Insight into the interactive residues between two domains of human somatic Angiotensin-converting enzyme and Angiotensin II by MM-PBSA calculation and steered molecular dynamics simulation

Angiotensin-converting enzyme (ACE), a membrane-bound zinc metallopeptidase, catalyzes the formation of Angiotensin-II (AngII) and the deactivation of bradykinin in the renin–angiotensin-aldosterone and kallikrein–kinin systems. As a hydrolysis product of ACE, AngII is regarded as an inhibitor and displays stronger competitive inhibition in the C-domain than the N-domain of ACE. However, the AngII binding differences between the two domains and the mechanisms behind AngII dissociation from the C-domain are rarely explored.

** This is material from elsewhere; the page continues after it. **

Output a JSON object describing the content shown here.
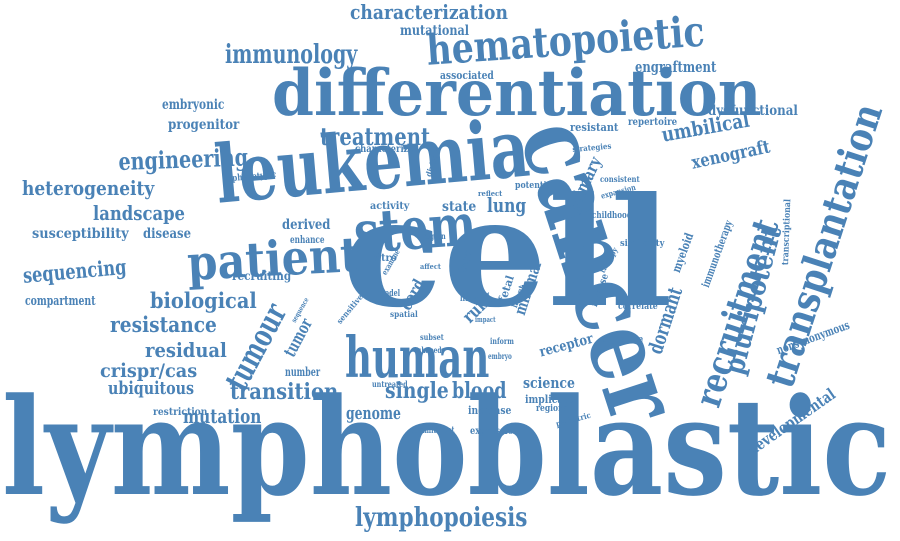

In this work, molecular docking, Molecular Mechanics/Poisson–Boltzmann Surface Area calculation, and steered molecular dynamics (SMD) are applied to explore the structures and interactions in the binding or unbinding of AngII with the two domains of human somatic ACE. Calculated free energy values suggest that the C-domain–AngII complex is more stable than the N-domain–AngII complex, consistent with available experimental data. SMD simulation results imply that electrostatic interaction is dominant in the dissociation of AngII from the C-domain. Moreover, Gln106, Asp121, Glu123, and Tyr213 may be the key residues in the unbinding pathway of AngII. The simulation results in our work provide insights into the interactions between the two domains of ACE and its natural peptide inhibitor AngII at a molecular level. Moreover, the results provide theoretical clues for the design of new inhibitors.